Okay, I’m not really getting too down on AIM, but AOL’s stunt with the automatically-added AIMbots earlier this week irritated me. And, you know, both the computer IM clients that I regularly use support Jabber, and that’s what GoogleTalk is based on. So, I’m going to be trying to be logged into GoogleTalk a bit more often than I have been (which is, well, never). Unfortunately, the Sidekick only does AIM and Yahoo! Messenger, so I’m stuck with those two. (Does anyone I know actually use Yahoo! Messenger? I’ve gotten the impression that AIM is the market leader here in the US, but MSN Messenger is more popular in Europe.)

So, for the ones and ones of you who might use it: my GoogleTalk name is in my LiveJournal profile now.

Date: 2005-11-20 16:04 (UTC)
From: [identity profile] jadedfox.livejournal.com
I noticed that Evalia and I didn't get the Bots. I can only think that because we primarily use iChat and only iChat on the computer. I never saw the bots, even on the SK.

The odd thing is at work, GoogleTalk is blocked through iChat at work. I simply can't connect. I connect easily at home (when I'm on the MacMini, which lately is never due to Evalia being on it) The work laptop still has Panther, so iChat doesn't support it.

I know that Fait uses Y! And I have a screenname for it. I also have one for MSN (My email address) GoogleTalk is my gmail addy when I can use it. I should look into getting a GoogleTalk support for Panther, or one that might work at work.

Date: 2005-11-20 18:15 (UTC)
From: [identity profile] chipotle.livejournal.com
AIM is apparently pretty difficult to block from an office, as while it has a default IP port, it can zip around to any of a block of more than 4000 during negotiation.
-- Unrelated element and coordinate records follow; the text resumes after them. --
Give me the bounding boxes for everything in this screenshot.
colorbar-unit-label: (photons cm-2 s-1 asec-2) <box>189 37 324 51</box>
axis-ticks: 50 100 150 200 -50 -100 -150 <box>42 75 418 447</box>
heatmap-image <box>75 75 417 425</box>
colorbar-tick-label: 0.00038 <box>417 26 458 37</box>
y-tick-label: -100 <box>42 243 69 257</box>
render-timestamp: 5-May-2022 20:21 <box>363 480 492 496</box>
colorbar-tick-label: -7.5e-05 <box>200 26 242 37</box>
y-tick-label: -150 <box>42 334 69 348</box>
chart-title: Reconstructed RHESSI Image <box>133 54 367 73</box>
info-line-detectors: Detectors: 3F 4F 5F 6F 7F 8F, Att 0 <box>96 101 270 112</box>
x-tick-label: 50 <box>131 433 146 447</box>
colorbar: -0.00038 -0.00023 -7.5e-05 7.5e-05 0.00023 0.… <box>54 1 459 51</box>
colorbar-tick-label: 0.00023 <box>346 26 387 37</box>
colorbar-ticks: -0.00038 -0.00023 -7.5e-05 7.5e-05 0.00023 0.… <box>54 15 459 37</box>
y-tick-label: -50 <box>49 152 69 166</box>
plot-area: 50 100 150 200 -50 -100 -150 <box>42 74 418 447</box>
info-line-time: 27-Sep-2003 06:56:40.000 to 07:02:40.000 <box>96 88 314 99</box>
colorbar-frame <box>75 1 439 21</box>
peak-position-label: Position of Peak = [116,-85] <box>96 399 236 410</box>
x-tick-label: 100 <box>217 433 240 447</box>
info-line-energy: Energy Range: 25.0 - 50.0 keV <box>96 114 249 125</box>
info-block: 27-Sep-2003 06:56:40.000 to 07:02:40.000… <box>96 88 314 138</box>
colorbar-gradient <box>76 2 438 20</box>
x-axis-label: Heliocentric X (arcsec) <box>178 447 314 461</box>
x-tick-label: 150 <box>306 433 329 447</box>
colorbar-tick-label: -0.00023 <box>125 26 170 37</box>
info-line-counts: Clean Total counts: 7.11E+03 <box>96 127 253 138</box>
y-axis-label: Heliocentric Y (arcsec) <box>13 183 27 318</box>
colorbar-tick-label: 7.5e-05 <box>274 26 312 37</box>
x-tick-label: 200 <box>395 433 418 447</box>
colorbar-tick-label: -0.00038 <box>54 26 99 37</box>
GoogleTalk runs on the Jabber port, and as far as I know, only the Jabber port, which is probably blocked by default. (Actually, thinking about it, I should confirm that the Jabber port isn't blocked inbound by the house firewall--it may be.)

The AIMbots weren't terribly annoying and you could delete the group without incident afterward, but it was very ham-handed, AOL announcing "since you're using our servers, we're reserving the right to force changes to your contact list." It's a pointed reminder that (a) your privacy settings are irrelevant to whoever controls the server your contact lists are stored on, and (b) no matter what good free things have come out of AOL's satellite companies, AOL still has the same marketing department that thought physical spam -- blanketing you with free AOL client CDs -- was a good idea. It leaves one wondering what the next "great idea" will be.